Кузьма кивнул и отрезал себе кусок вселенской метафоры.
А Блюхер вдруг запел. Он всерьез и в самом нижнем регистре загудел трагический финал «Элегии» Массне:
… О, вы, дни любви,
сладкие сны,
юные грезы весны!
В сердце моем нет надежды следа!..
Все, все прошло
и навсегда!..
«Навсегда» – у Василия прозвучало уже за пределами чановского слуха, ниже нижнего, на инфразвуке.
– Слушай, по-моему, во мне голос рождается… – со значением сообщил Вася. – Я, может, из Церна в Ла Скала сбегу… Или диаконом в храме возглашать стану, у отца Амвросия. А?..
Кузьма не возражал. Он вспомнил длинного, потрясенного очкарика из салона тети Нади и рискнул спросить Васю об этом Паганеле. Блюхер отозвался охотно:
– Его зовут, как меня, Василий. Вася Ключарев, нейропсихолог из Базеля. За четыре года, что живет в Швейцарии, вчера впервые весь вечер говорил и слушал по-русски. Имей в виду – влюбился в Соню. Тебя именно это интересует? – Блюхер вздохнул. – Он не виноват. Не убей его нечаянно на дуэли, отличный, по-моему, парень.
– На дуэль мне впору вызывать всех скопом – посла, баронессу тетю Надю, Генриха… Даже нашего Пашу.

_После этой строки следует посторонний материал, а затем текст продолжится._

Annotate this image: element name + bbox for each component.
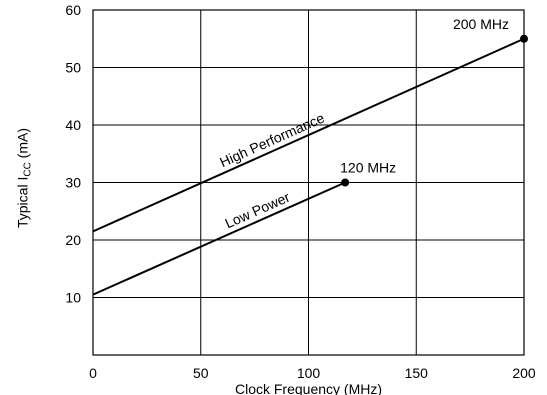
y-tick-label: 10 [65, 290, 81, 306]
y-tick-label: 50 [65, 60, 81, 76]
series-end-marker [341, 179, 349, 187]
series-line [93, 183, 345, 295]
y-axis-label-suffix: (mA) [15, 128, 31, 162]
y-tick-label: 60 [65, 2, 81, 18]
y-axis-label-prefix: Typical I [15, 177, 31, 228]
grid-lines [93, 10, 524, 355]
y-axis-label-subscript: CC [23, 162, 34, 176]
x-tick-label: 150 [405, 365, 429, 381]
x-tick-label: 0 [89, 365, 97, 381]
x-tick-label: 50 [193, 365, 209, 381]
series-end-marker [520, 35, 528, 43]
series-end-label: 120 MHz [340, 160, 396, 176]
y-tick-label: 30 [65, 175, 81, 191]
x-tick-label: 200 [512, 365, 536, 381]
x-tick-label: 100 [297, 365, 321, 381]
series-name-label: High Performance [217, 109, 327, 170]
y-tick-label: 40 [65, 117, 81, 133]
series-end-label: 200 MHz [453, 16, 509, 32]
x-axis-label: Clock Frequency (MHz) [235, 381, 382, 395]
tick-labels: 0 50 100 150 200 10 20 30 40 50 60 [65, 2, 535, 381]
y-tick-label: 20 [65, 232, 81, 248]
y-axis-label: Typical ICC (mA) [15, 128, 34, 228]
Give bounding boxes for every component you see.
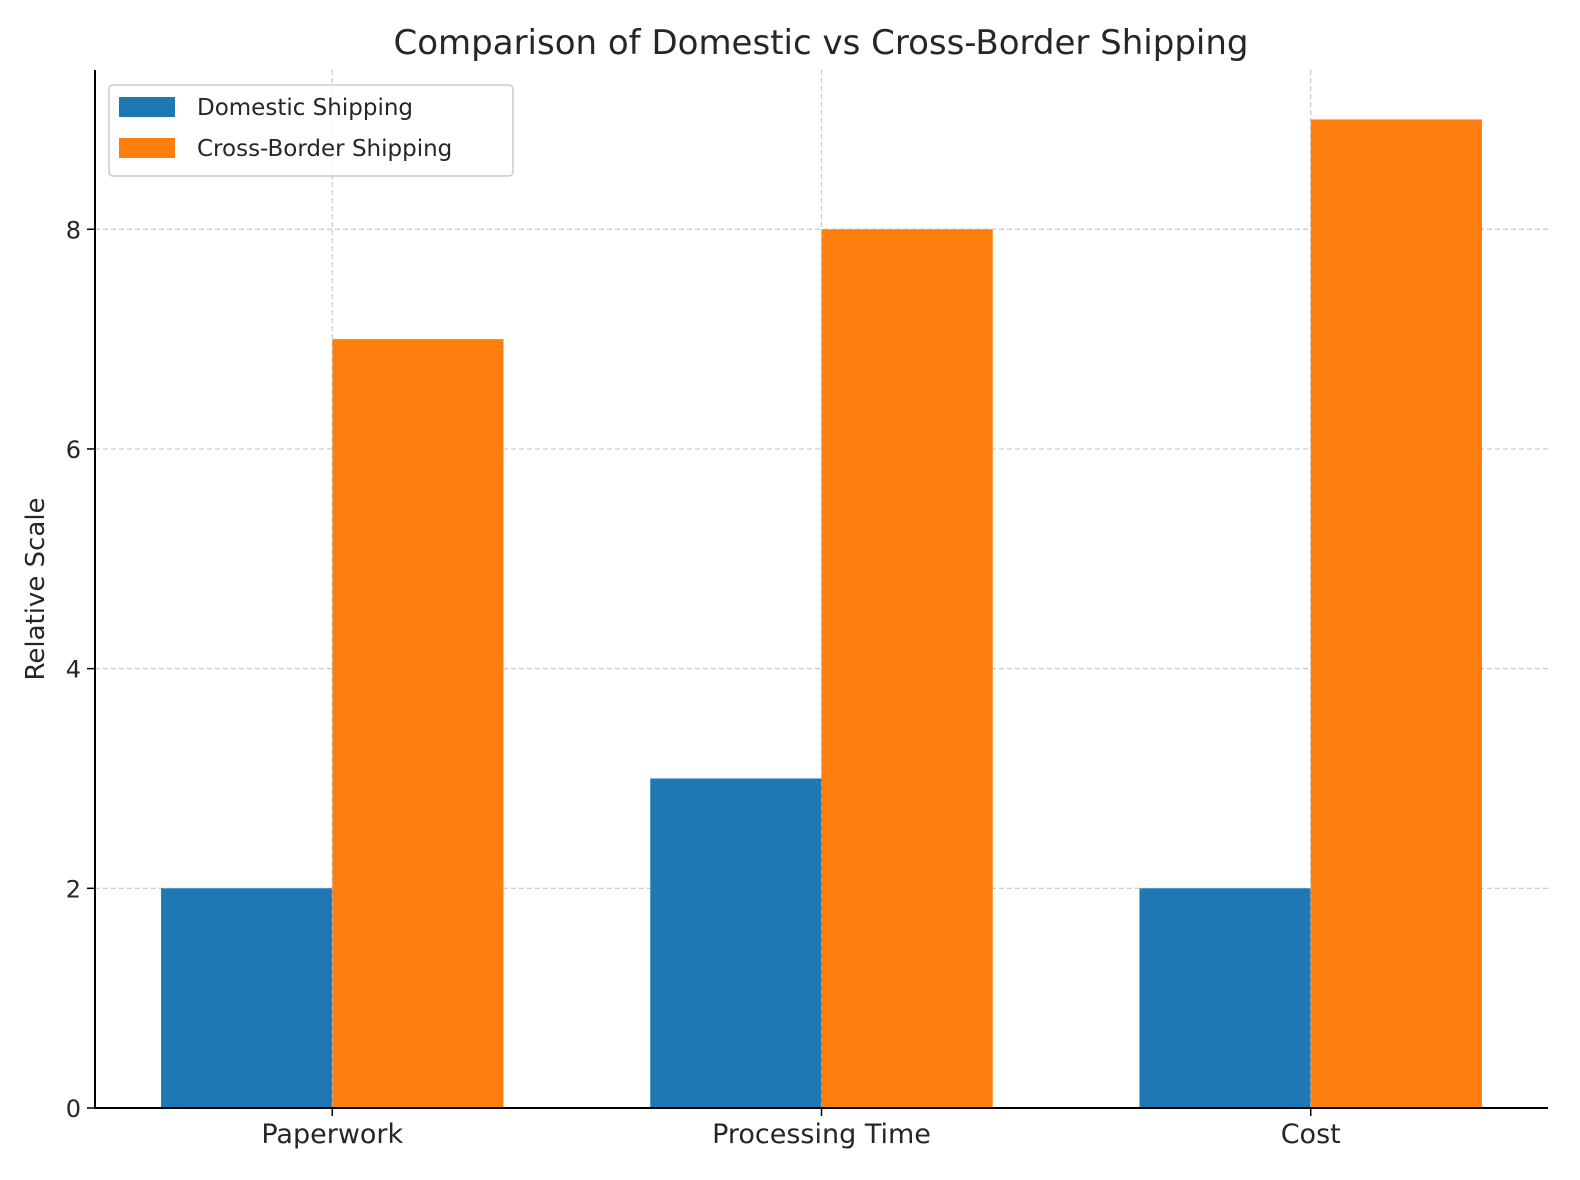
legend-label: Cross-Border Shipping xyxy=(197,136,452,162)
bar-cross-border-shipping-2 xyxy=(1310,119,1482,1108)
bar-cross-border-shipping-0 xyxy=(332,339,504,1109)
y-tick-label: 8 xyxy=(66,216,81,244)
y-tick-label: 6 xyxy=(66,436,81,464)
legend-swatch xyxy=(119,97,175,117)
bar-domestic-shipping-0 xyxy=(161,888,333,1108)
x-tick-label: Paperwork xyxy=(261,1119,403,1150)
x-tick-label: Cost xyxy=(1281,1119,1341,1150)
y-ticks: 0 2 4 6 8 xyxy=(66,216,95,1123)
y-tick-label: 0 xyxy=(66,1095,81,1123)
y-axis-label: Relative Scale xyxy=(21,497,51,680)
vertical-grid xyxy=(331,70,1312,1108)
bar-domestic-shipping-1 xyxy=(650,778,822,1108)
legend-swatch xyxy=(119,138,175,158)
y-tick-label: 4 xyxy=(66,656,81,684)
legend-label: Domestic Shipping xyxy=(197,95,413,121)
x-tick-label: Processing Time xyxy=(712,1119,931,1150)
legend: Domestic Shipping Cross-Border Shipping xyxy=(108,84,514,177)
bars xyxy=(161,119,1482,1109)
chart-title: Comparison of Domestic vs Cross-Border S… xyxy=(394,23,1249,63)
bar-domestic-shipping-2 xyxy=(1139,888,1311,1108)
y-tick-label: 2 xyxy=(66,875,81,903)
bar-cross-border-shipping-1 xyxy=(821,229,993,1108)
x-ticks: Paperwork Processing Time Cost xyxy=(261,1108,1341,1150)
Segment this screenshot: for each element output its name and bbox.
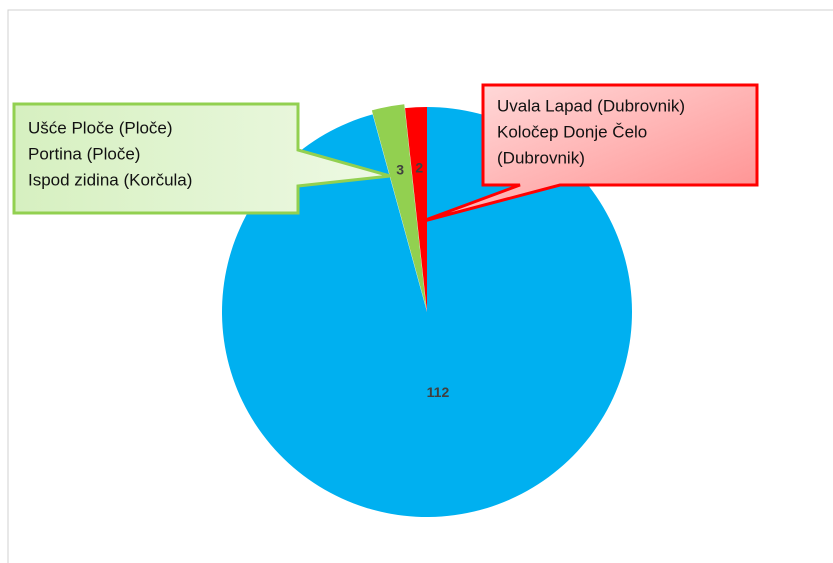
- pie-slice: [371, 104, 427, 309]
- callout-text: (Dubrovnik): [497, 148, 585, 167]
- pie-slice: [405, 107, 427, 312]
- callout-text: Uvala Lapad (Dubrovnik): [497, 96, 685, 115]
- frame: [7, 9, 833, 563]
- data-label: 2: [415, 159, 423, 175]
- callout-text: Ušće Ploče (Ploče): [28, 118, 173, 137]
- data-label: 112: [427, 384, 450, 400]
- callout-text: Ispod zidina (Korčula): [28, 170, 192, 189]
- callout: [419, 83, 759, 224]
- callout-text: Koločep Donje Čelo: [497, 122, 647, 141]
- callout: [12, 102, 391, 215]
- callout-text: Portina (Ploče): [28, 144, 140, 163]
- data-label: 3: [396, 162, 404, 178]
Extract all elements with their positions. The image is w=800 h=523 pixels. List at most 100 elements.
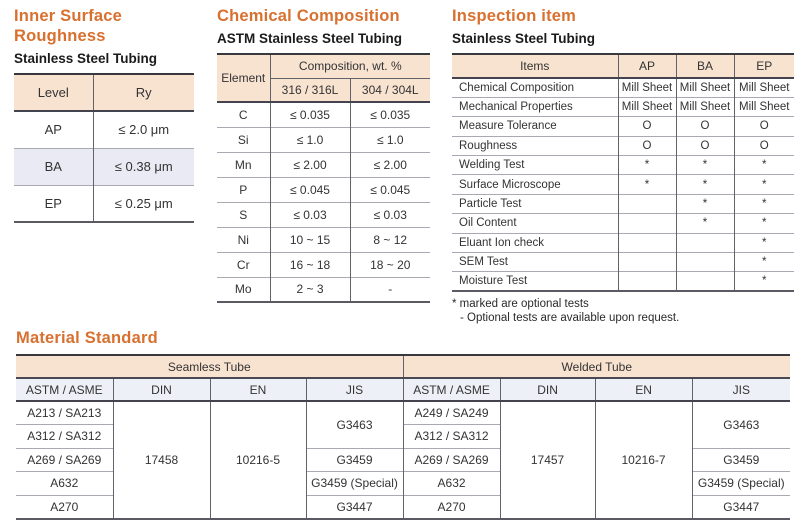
table-row: Mo 2 ~ 3 - (217, 276, 431, 302)
section-subtitle: Stainless Steel Tubing (452, 31, 596, 46)
table-cell: A312 / SA312 (16, 424, 113, 448)
table-row: AP ≤ 2.0 μm (14, 111, 194, 148)
table-row: Si ≤ 1.0 ≤ 1.0 (217, 126, 431, 152)
table-cell: 10216-7 (594, 401, 693, 519)
column-header: EP (733, 54, 794, 79)
table-cell (675, 232, 734, 253)
table-row: Particle Test * * (452, 193, 794, 214)
table-cell: Si (217, 126, 270, 152)
column-header: DIN (112, 378, 210, 402)
table-cell: O (617, 116, 676, 137)
table-row: Mechanical Properties Mill Sheet Mill Sh… (452, 96, 794, 117)
table-cell: A312 / SA312 (402, 424, 501, 448)
table-cell: Mechanical Properties (452, 96, 618, 117)
column-header: 316 / 316L (269, 78, 350, 103)
table-row: EP ≤ 0.25 μm (14, 184, 194, 222)
table-cell: Mill Sheet (617, 96, 676, 117)
table-cell (617, 232, 676, 253)
table-cell (675, 271, 734, 292)
table-cell: A269 / SA269 (402, 447, 501, 472)
column-header: Ry (92, 74, 194, 112)
header-row: ASTM / ASME DIN EN JIS ASTM / ASME DIN E… (16, 378, 791, 402)
table-cell: ≤ 2.0 μm (92, 111, 194, 148)
table-cell: Particle Test (452, 193, 618, 214)
table-cell: * (733, 252, 794, 272)
table-cell: ≤ 0.035 (269, 102, 350, 127)
section-subtitle: ASTM Stainless Steel Tubing (217, 31, 403, 46)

– Знаешь, что я могу тебе посоветовать?.. – Блюхер смотрел на Кузьму строго и в упор. – Предложи-ка ты ей здесь, пока вы не разругались и не разъехались по черным дырам, выйти за тебя замуж. Самым серьезным, официальным и почтительным образом предложи… Впрочем, это я так, чтоб ты не забыл…
Кузьма встал, погладил Васю по большой голове и пошел к себе, к сонной своей Соне. К лучу света.